At the start of the year many investors focus on the January Effect, which is the tendency for positive markets in the first month of the calendar year to lead to positive markets in the subsequent 11 months. 

It’s hard to argue against statistics that show that a positive January has led to further rises four out of five times during the past 32 years.

However, figures from Fidelity International found that in the 13 years since 1984 in which the FTSE 100 had a negative first month, the stock market went on to end the year at a higher level.

A market fall could also present an opportunity to get good value on your investments. The Chinese market falls this month are also hurting global markets, including the UK. This may look painful in the short term but could present buying opportunities.

Investors, however, should be focusing on the long term. You shouldn’t expect a quick return from the stock market over one year and should be prepared to hold your investments for at least five years to ride out any peaks and troughs.

Tom Stevenson, investment director for personal investing at Fidelity International says: “As far as short term buy signals go, the ‘January Effect’ seems to have a reasonably reliable hit rate.

However, as far as 2015 has shown, such adages should not be solely relied upon when making investment decisions.”

Instead, investors should focus on sound investment principles such as staying invested through market ups and downs, saving regularly every month and being well diversified in their investments across asset classes such as cash, equities, bonds and property.

Jason Hollands
, managing director at 
Tilney Bestinvest sees “a cocktail of concerns in the outlook for 2016”. These include:

  • slowing global growth, with China at its epicentre
  • disinflationary pressures, a slowing in the rate of price inflation
  • high levels of government and consumer debt constraining consumption growth


“In the near term we think investors need to take tread with caution and be very selective on where they invest.

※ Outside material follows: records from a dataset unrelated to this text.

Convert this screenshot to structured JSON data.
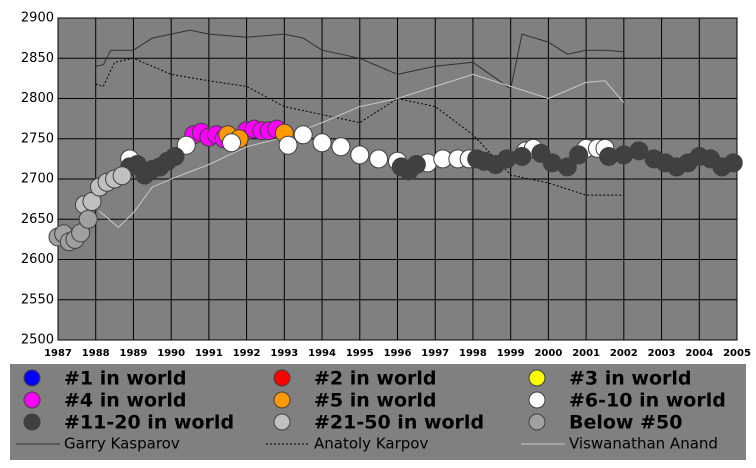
{
  "chart_data": {
    "type": "scatter",
    "xlim": [
      1987,
      2005
    ],
    "xticks": [
      1987,
      1988,
      1989,
      1990,
      1991,
      1992,
      1993,
      1994,
      1995,
      1996,
      1997,
      1998,
      1999,
      2000,
      2001,
      2002,
      2003,
      2004,
      2005
    ],
    "ylim": [
      2500,
      2900
    ],
    "yticks": [
      2500,
      2550,
      2600,
      2650,
      2700,
      2750,
      2800,
      2850,
      2900
    ],
    "grid": true,
    "series": [
      {
        "name": "#1 in world",
        "color": "#0000ff",
        "x": [],
        "values": []
      },
      {
        "name": "#2 in world",
        "color": "#ff0000",
        "x": [],
        "values": []
      },
      {
        "name": "#3 in world",
        "color": "#ffff00",
        "x": [],
        "values": []
      },
      {
        "name": "#4 in world",
        "color": "#ff00ff",
        "x": [
          1990.6,
          1990.8,
          1991.0,
          1991.2,
          1991.4,
          1992.0,
          1992.2,
          1992.4,
          1992.6,
          1992.8
        ],
        "values": [
          2755,
          2758,
          2752,
          2755,
          2750,
          2760,
          2762,
          2760,
          2760,
          2762
        ]
      },
      {
        "name": "#5 in world",
        "color": "#ff9900",
        "x": [
          1991.5,
          1991.8,
          1993.0
        ],
        "values": [
          2755,
          2750,
          2757
        ]
      },
      {
        "name": "#6-10 in world",
        "color": "#ffffff",
        "x": [
          1988.9,
          1990.4,
          1991.6,
          1993.1,
          1993.5,
          1994.0,
          1994.5,
          1995.0,
          1995.5,
          1996.0,
          1996.8,
          1997.2,
          1997.6,
          1997.9,
          1999.4,
          1999.6,
          2001.0,
          2001.3,
          2001.5
        ],
        "values": [
          2725,
          2742,
          2745,
          2742,
          2755,
          2745,
          2740,
          2730,
          2725,
          2722,
          2720,
          2725,
          2725,
          2725,
          2735,
          2738,
          2738,
          2738,
          2738
        ]
      },
      {
        "name": "#11-20 in world",
        "color": "#404040",
        "x": [
          1988.9,
          1989.1,
          1989.3,
          1989.5,
          1989.7,
          1989.9,
          1990.1,
          1996.1,
          1996.3,
          1996.5,
          1998.1,
          1998.3,
          1998.6,
          1998.9,
          1999.3,
          1999.8,
          2000.1,
          2000.5,
          2000.8,
          2001.6,
          2002.0,
          2002.4,
          2002.8,
          2003.1,
          2003.4,
          2003.7,
          2004.0,
          2004.3,
          2004.6,
          2004.9
        ],
        "values": [
          2715,
          2718,
          2705,
          2712,
          2715,
          2722,
          2728,
          2715,
          2710,
          2718,
          2725,
          2722,
          2718,
          2725,
          2728,
          2732,
          2720,
          2715,
          2730,
          2728,
          2730,
          2735,
          2725,
          2720,
          2715,
          2720,
          2728,
          2725,
          2715,
          2720
        ]
      },
      {
        "name": "#21-50 in world",
        "color": "#c0c0c0",
        "x": [
          1987.7,
          1987.9,
          1988.1,
          1988.3,
          1988.5,
          1988.7
        ],
        "values": [
          2668,
          2672,
          2690,
          2696,
          2700,
          2704
        ]
      },
      {
        "name": "Below #50",
        "color": "#a0a0a0",
        "x": [
          1987.0,
          1987.15,
          1987.3,
          1987.45,
          1987.6,
          1987.8
        ],
        "values": [
          2628,
          2632,
          2622,
          2625,
          2633,
          2650
        ]
      },
      {
        "name": "Garry Kasparov",
        "type": "line",
        "style": "solid",
        "color": "#303030",
        "x": [
          1988.0,
          1988.2,
          1988.4,
          1989.0,
          1989.5,
          1990.0,
          1990.5,
          1991.0,
          1992.0,
          1993.0,
          1993.5,
          1994.0,
          1995.0,
          1996.0,
          1996.5,
          1997.0,
          1998.0,
          1999.0,
          1999.3,
          2000.0,
          2000.5,
          2001.0,
          2001.5,
          2002.0
        ],
        "values": [
          2840,
          2842,
          2860,
          2860,
          2875,
          2880,
          2885,
          2880,
          2876,
          2880,
          2875,
          2860,
          2850,
          2830,
          2835,
          2840,
          2845,
          2812,
          2880,
          2870,
          2855,
          2860,
          2860,
          2858
        ]
      },
      {
        "name": "Anatoly Karpov",
        "type": "line",
        "style": "dotted",
        "color": "#000000",
        "x": [
          1988.0,
          1988.2,
          1988.5,
          1989.0,
          1990.0,
          1991.0,
          1992.0,
          1993.0,
          1994.0,
          1995.0,
          1996.0,
          1997.0,
          1998.0,
          1999.0,
          2000.0,
          2001.0,
          2002.0
        ],
        "values": [
          2818,
          2815,
          2845,
          2850,
          2830,
          2822,
          2815,
          2790,
          2780,
          2770,
          2800,
          2790,
          2755,
          2705,
          2695,
          2680,
          2680
        ]
      },
      {
        "name": "Viswanathan Anand",
        "type": "line",
        "style": "solid",
        "color": "#c8c8c8",
        "x": [
          1988.1,
          1988.6,
          1989.0,
          1989.5,
          1990.0,
          1991.0,
          1992.0,
          1993.0,
          1994.0,
          1995.0,
          1996.0,
          1997.0,
          1998.0,
          1999.0,
          2000.0,
          2001.0,
          2001.5,
          2002.0
        ],
        "values": [
          2660,
          2640,
          2658,
          2690,
          2700,
          2718,
          2740,
          2752,
          2770,
          2790,
          2800,
          2815,
          2830,
          2815,
          2800,
          2820,
          2822,
          2795
        ]
      }
    ]
  }
}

Just ‘being in the market’ won’t be good enough,” he says.

Mr Hollands investors who want to be choosy about their investments should consider European and Japanese stock market investments. He says: “Both regions are already printing money but are nowhere near their target rates of inflation and therefore there is a real prospect of them stepping harder on the accelerator, which would support asset prices though the benefit to the real economy is questionable.”

Mr Hollands also thinks that in the current rocky investment environment, investors should consider ‘targeted absolute return funds’ that aim to make money regardless of market conditions.